L’école inclusive se fait donc au rabais, avec des AESH sous-payées, pas formées et sans enseignantes ou enseignant spécialisés.
Pourquoi une alerte sociale et pas un simple préavis de grève ?
L’alerte sociale est préalable au préavis de grève. Lorsque l’on dépose un préavis de grève, l’administration n’est pas tenue de répondre à nos interpellations, dans le cas d’une alerte sociale, elle a trois jours pour le faire.
Concrètement, dans les départements, les Dasen doivent recevoir les représentants syndicaux de la FSU-SNUipp. Ils ont trois jours pour répondre aux questions posées dans l’alerte sociale. La discussion permettra, soit de trouver des solutions, soit pas. Mais cela aura le mérite de mettre en lumière les difficultés quotidiennes des écoles.
Si nous faisons le choix de ces alertes, c’est parce que certaines écoles, qui ne reçoivent aucune réponse aux situations explosives auxquelles elles sont confrontées, ont dû aller jusque se mettre en grève. Et au niveau ministériel, les réponses ne sont pas là.
C’est-à-dire ? Le ministre annonce pourtant l’acte 2 de l’école inclusive…
L’acte 2 de l’école inclusive ne prévoit nullement de répondre à ces problématiques. L’acte 2 va même renforcer la situation actuelle en mettant en place des structures qui n’aideront pas forcément les élèves.

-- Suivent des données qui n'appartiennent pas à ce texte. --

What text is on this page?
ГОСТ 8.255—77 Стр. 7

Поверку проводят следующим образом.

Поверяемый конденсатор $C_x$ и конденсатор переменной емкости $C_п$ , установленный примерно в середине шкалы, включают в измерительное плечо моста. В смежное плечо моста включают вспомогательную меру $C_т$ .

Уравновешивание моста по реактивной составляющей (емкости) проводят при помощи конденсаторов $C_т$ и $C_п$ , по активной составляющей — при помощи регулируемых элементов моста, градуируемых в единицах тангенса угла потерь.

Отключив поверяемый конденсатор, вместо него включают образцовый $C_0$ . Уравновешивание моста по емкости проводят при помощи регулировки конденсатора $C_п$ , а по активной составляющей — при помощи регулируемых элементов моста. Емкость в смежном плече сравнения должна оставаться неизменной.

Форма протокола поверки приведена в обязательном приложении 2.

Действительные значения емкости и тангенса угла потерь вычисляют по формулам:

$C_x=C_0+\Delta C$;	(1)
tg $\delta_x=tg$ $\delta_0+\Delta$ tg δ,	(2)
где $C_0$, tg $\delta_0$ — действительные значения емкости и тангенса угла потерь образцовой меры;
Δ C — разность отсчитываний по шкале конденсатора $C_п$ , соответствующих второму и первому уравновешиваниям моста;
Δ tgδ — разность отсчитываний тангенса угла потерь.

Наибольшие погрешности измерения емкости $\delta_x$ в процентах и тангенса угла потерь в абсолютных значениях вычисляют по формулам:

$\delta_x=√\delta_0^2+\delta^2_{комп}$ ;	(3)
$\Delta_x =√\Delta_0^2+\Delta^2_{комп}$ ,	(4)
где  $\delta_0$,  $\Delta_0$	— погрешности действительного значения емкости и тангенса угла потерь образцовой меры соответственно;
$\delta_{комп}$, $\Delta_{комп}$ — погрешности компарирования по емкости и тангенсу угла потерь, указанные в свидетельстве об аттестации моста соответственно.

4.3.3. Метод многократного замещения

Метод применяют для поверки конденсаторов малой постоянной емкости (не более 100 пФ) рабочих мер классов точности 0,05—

Je pense notamment à la fusion des AESH et des AED qui deviendraient des ARE – Assistants pour la réussite éducative. Ce choix nie les spécificités du métier d’AESH, et d’AED aussi d’ailleurs. Cela ne facilitera pas l’inclusion des élèves dans les classes.
Avec le Pacte est née la mission Référent Handicap. Ce n’est pas une enseignante ou un enseignant par circonscription sans décharge et souvent non spécialisé qui peut résoudre les difficultés auxquelles font face les collègues. Dans cet acte 2, il n’y a aucune réponse aux besoins du retour d’enseignantes et enseignants spécialisés. Et puis, on ne peut évoquer un Acte 2 en supprimant simultanément 1 702 postes.
Quand on regarde l’enquête de Benjamin Moignard et Éric Debarbieux, on voit bien que l’inclusion des élèves à besoins particuliers est une des premières difficultés que rencontrent les enseignants et enseignantes.
Alors quand on entend le ministre parler de choc des savoirs ou préparer des annonces pour le 5 décembre qui feront encore reposer sur les professeurs les difficultés des élèves et le fait d’y remédier, on lui répond qu’il y a d’autres solutions.
Lorsque l’on réduit les effectifs par classe, on sait que l’enseignant ou l’enseignante pourra mieux accompagner ses élèves, on sait que cela apaise le climat scolaire et que cela a une incidence sur les faits de harcèlement en milieu scolaire…
Il existe un levier pour améliorer les conditions de travail des enseignants et les conditions d’apprentissage des élèves, mais ce n’est pas dans cette direction que se dirige le ministre.